The Chip Shop Awards is an international design and advertising awards scheme that seeks to recognize work that would either be banned from or unlikely to succeed in more mainstream creative awards schemes.

Its categories include “Best Use of Bad Taste”, “Best Work for a Client You Haven’t A Hope of Winning” and “Best Work for a Relative or Friend”.

Unlike most other creative industry award schemes the Chip Shop Awards does not require work to have been commissioned or published. This enables entrants to submit creative ideas that have been rejected or which relate to clients or brands for which they do not work. It aims to give young or unknown entrants a chance of valuable exposure and experienced entrants the chance to show what they would do if they could work without commercial constraints.

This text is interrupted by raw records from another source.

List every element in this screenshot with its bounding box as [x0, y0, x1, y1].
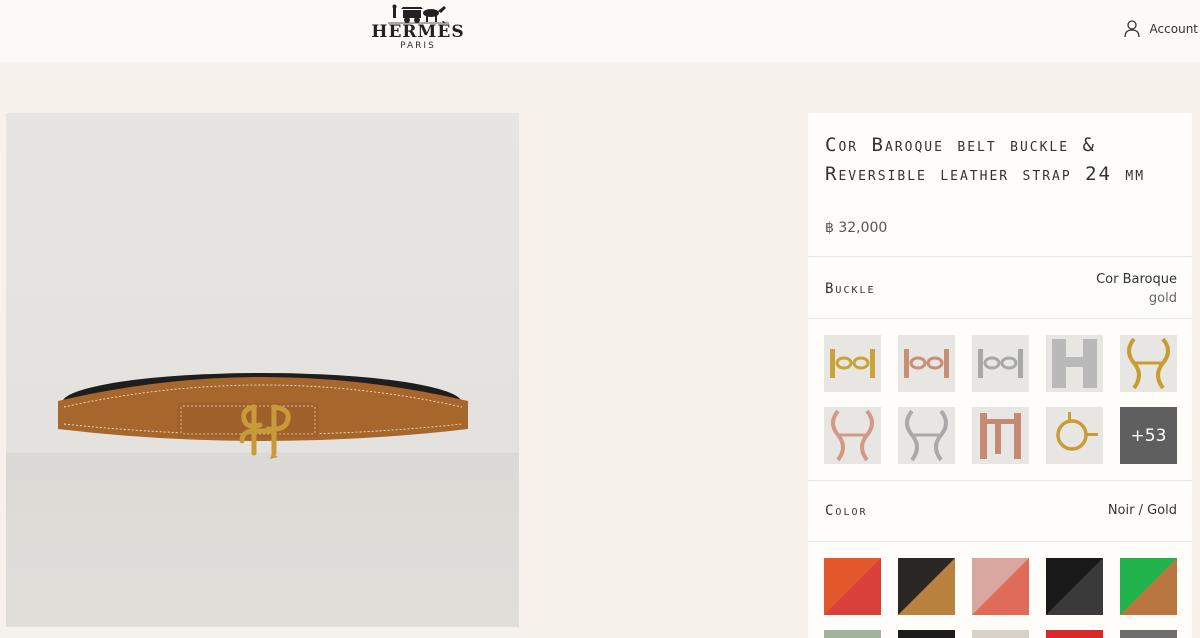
- brand-name: HERMÈS: [371, 22, 465, 42]
- buckle-option-cor-baroque-silver[interactable]: [898, 407, 955, 464]
- color-thumbnail: [972, 558, 1029, 615]
- site-header: HERMÈS PARIS Account: [0, 0, 1200, 62]
- product-image[interactable]: [6, 113, 519, 627]
- product-panel: Cor Baroque belt buckle & Reversible lea…: [808, 113, 1192, 638]
- color-option-partial-3[interactable]: [972, 630, 1029, 638]
- buckle-option-cor-baroque-gold[interactable]: [1120, 335, 1177, 392]
- user-icon: [1123, 20, 1140, 38]
- color-thumbnail: [898, 558, 955, 615]
- buckle-option-chaine-gold[interactable]: [824, 335, 881, 392]
- buckle-thumbnail: [830, 349, 875, 378]
- buckle-thumbnail: [904, 349, 949, 378]
- divider: [808, 541, 1192, 542]
- account-link[interactable]: Account: [1123, 18, 1198, 40]
- color-option-green-gold[interactable]: [1120, 558, 1177, 615]
- product-price: ฿ 32,000: [825, 220, 888, 236]
- color-thumbnail: [1046, 558, 1103, 615]
- brand-city: PARIS: [400, 41, 436, 51]
- buckle-selected-name: Cor Baroque: [1096, 272, 1177, 287]
- divider: [808, 318, 1192, 319]
- color-option-black-shell-gold[interactable]: [898, 558, 955, 615]
- buckle-selected-value: Cor Baroque gold: [1096, 270, 1177, 308]
- buckle-thumbnail: [831, 409, 874, 462]
- buckle-options: +53: [824, 335, 1180, 464]
- color-thumbnail: [824, 558, 881, 615]
- color-section-label: Color: [825, 503, 868, 519]
- buckle-thumbnail: [978, 349, 1023, 378]
- color-options-row2: [824, 630, 1180, 638]
- more-buckles-button[interactable]: +53: [1120, 407, 1177, 464]
- color-option-partial-2[interactable]: [898, 630, 955, 638]
- color-option-orange-red-print[interactable]: [824, 558, 881, 615]
- buckle-option-h-guilloche-silver[interactable]: [1046, 335, 1103, 392]
- buckle-thumbnail: [905, 409, 948, 462]
- color-selected-value: Noir / Gold: [1107, 503, 1177, 518]
- color-option-partial-5[interactable]: [1120, 630, 1177, 638]
- buckle-thumbnail: [1052, 339, 1097, 388]
- color-option-partial-4[interactable]: [1046, 630, 1103, 638]
- belt-illustration: [58, 373, 468, 459]
- carriage-horse-logo-icon: [388, 4, 449, 24]
- buckle-option-cor-baroque-rose[interactable]: [824, 407, 881, 464]
- color-thumbnail: [1120, 558, 1177, 615]
- buckle-option-chaine-silver[interactable]: [972, 335, 1029, 392]
- account-label: Account: [1149, 22, 1198, 36]
- buckle-selected-finish: gold: [1148, 291, 1177, 306]
- buckle-thumbnail: [1127, 337, 1170, 390]
- brand-logo[interactable]: HERMÈS PARIS: [370, 4, 466, 56]
- color-option-partial-1[interactable]: [824, 630, 881, 638]
- buckle-option-ring-gold[interactable]: [1046, 407, 1103, 464]
- color-option-rose-print[interactable]: [972, 558, 1029, 615]
- product-title: Cor Baroque belt buckle & Reversible lea…: [825, 134, 1146, 185]
- buckle-section-label: Buckle: [825, 281, 876, 297]
- color-option-black-croco[interactable]: [1046, 558, 1103, 615]
- divider: [808, 256, 1192, 257]
- buckle-option-h-twisted-rose[interactable]: [972, 407, 1029, 464]
- color-options: [824, 558, 1180, 615]
- buckle-thumbnail: [1056, 412, 1098, 451]
- divider: [808, 480, 1192, 481]
- buckle-thumbnail: [980, 413, 1021, 459]
- buckle-option-chaine-rose[interactable]: [898, 335, 955, 392]
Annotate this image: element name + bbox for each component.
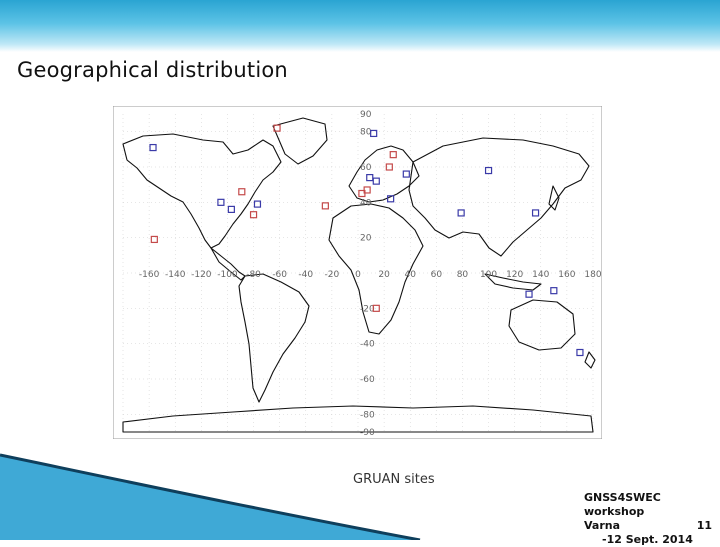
- lon-tick-label: 140: [532, 270, 549, 280]
- lat-tick-label: 40: [360, 198, 372, 208]
- lat-tick-label: 60: [360, 163, 372, 173]
- date-start: 11: [696, 519, 712, 532]
- lon-tick-label: 80: [457, 270, 469, 280]
- lon-tick-label: 60: [431, 270, 443, 280]
- lat-tick-label: 80: [360, 128, 372, 138]
- lon-tick-label: 40: [404, 270, 416, 280]
- lon-tick-label: -120: [191, 270, 212, 280]
- lon-tick-label: -100: [217, 270, 238, 280]
- date-rest: -12 Sept. 2014: [602, 533, 693, 546]
- lon-tick-label: 20: [378, 270, 390, 280]
- lat-tick-label: -80: [360, 410, 375, 420]
- lon-tick-label: -80: [246, 270, 261, 280]
- lon-tick-label: -20: [325, 270, 340, 280]
- footer-info: GNSS4SWEC workshop Varna 11 -12 Sept. 20…: [584, 491, 712, 547]
- lat-tick-label: -90: [360, 428, 375, 438]
- lon-tick-label: 180: [584, 270, 601, 280]
- lon-tick-label: -40: [298, 270, 313, 280]
- lat-tick-label: 20: [360, 234, 372, 244]
- venue: Varna: [584, 519, 621, 532]
- lon-tick-label: 0: [355, 270, 361, 280]
- footer-place-line: Varna 11: [584, 519, 712, 533]
- lat-tick-label: -60: [360, 375, 375, 385]
- workshop-name: GNSS4SWEC workshop: [584, 491, 661, 518]
- lon-tick-label: -160: [139, 270, 160, 280]
- lat-tick-label: 90: [360, 110, 372, 120]
- header-banner: [0, 0, 720, 52]
- world-map: -160 -140 -120 -100 -80 -60 -40 -20 0 20 40 60 80 100…: [113, 106, 602, 439]
- lon-tick-label: 160: [558, 270, 575, 280]
- lat-tick-label: -40: [360, 340, 375, 350]
- lon-tick-label: 120: [506, 270, 523, 280]
- lon-tick-label: 100: [480, 270, 497, 280]
- lon-tick-label: -140: [165, 270, 186, 280]
- lon-tick-label: -60: [272, 270, 287, 280]
- slide-title: Geographical distribution: [17, 58, 288, 82]
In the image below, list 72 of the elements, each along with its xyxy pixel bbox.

In 2008 the awards where chaired by Michael Wolff - co-founder of Wolff Olins and, more recently founder, of Michael Wolff & Company. Of the event he said: “These awards are about injecting some humour and disrespect into an industry that has the potential to be too elitist, too focused on celebrity.”

Origins

The term ‘Chip Shop Advertising’ originates from the 1980s and describes creative work which is more about earning plaudits for a creative team than generating business for a client.

The genre is believed to have been initiated by two jobless creatives - Andy Cheetham and Tony Vesey - who were looking for a way to get themselves noticed within the advertising industry. High profile creative awards such as D&AD are an effective way of doing this but they require entrants to have clients and completed commissioned work. Cheetham and Vesey lacked both of these. They overcame this by creating and self-funding a campaign for a North Wales fish and chip shop called Barnacles which was run by Andy Cheetham's mother. The campaign ran in newspapers, on posters and on buses. The work was reported to have little effect on sales at the fish and chip shop but it won a number of awards in schemes including the Roses Awards, the Campaign Magazine Awards and the D&AD Awards. Andy Cheetham subsequently became a successful creative director within the advertising industry, building his own agency before selling it to JWT (formerly J. Walter Thompson).

The success of the Barnacles campaign encouraged other individuals and agencies to follow a similar strategy. The self-initiation of campaigns in order to gain creative freedom with the aim of winning high-profile awards became known as Chip Shop Advertising. Major awards schemes created new rules to prevent ‘scam’ advertising being entered with the aim that only ‘genuine’ campaigns should win awards.

The Chip Shop Awards was created as a response to this tightening of rules. The event now attracts entries from Europe, the USA, Australia as well as the United Kingdom.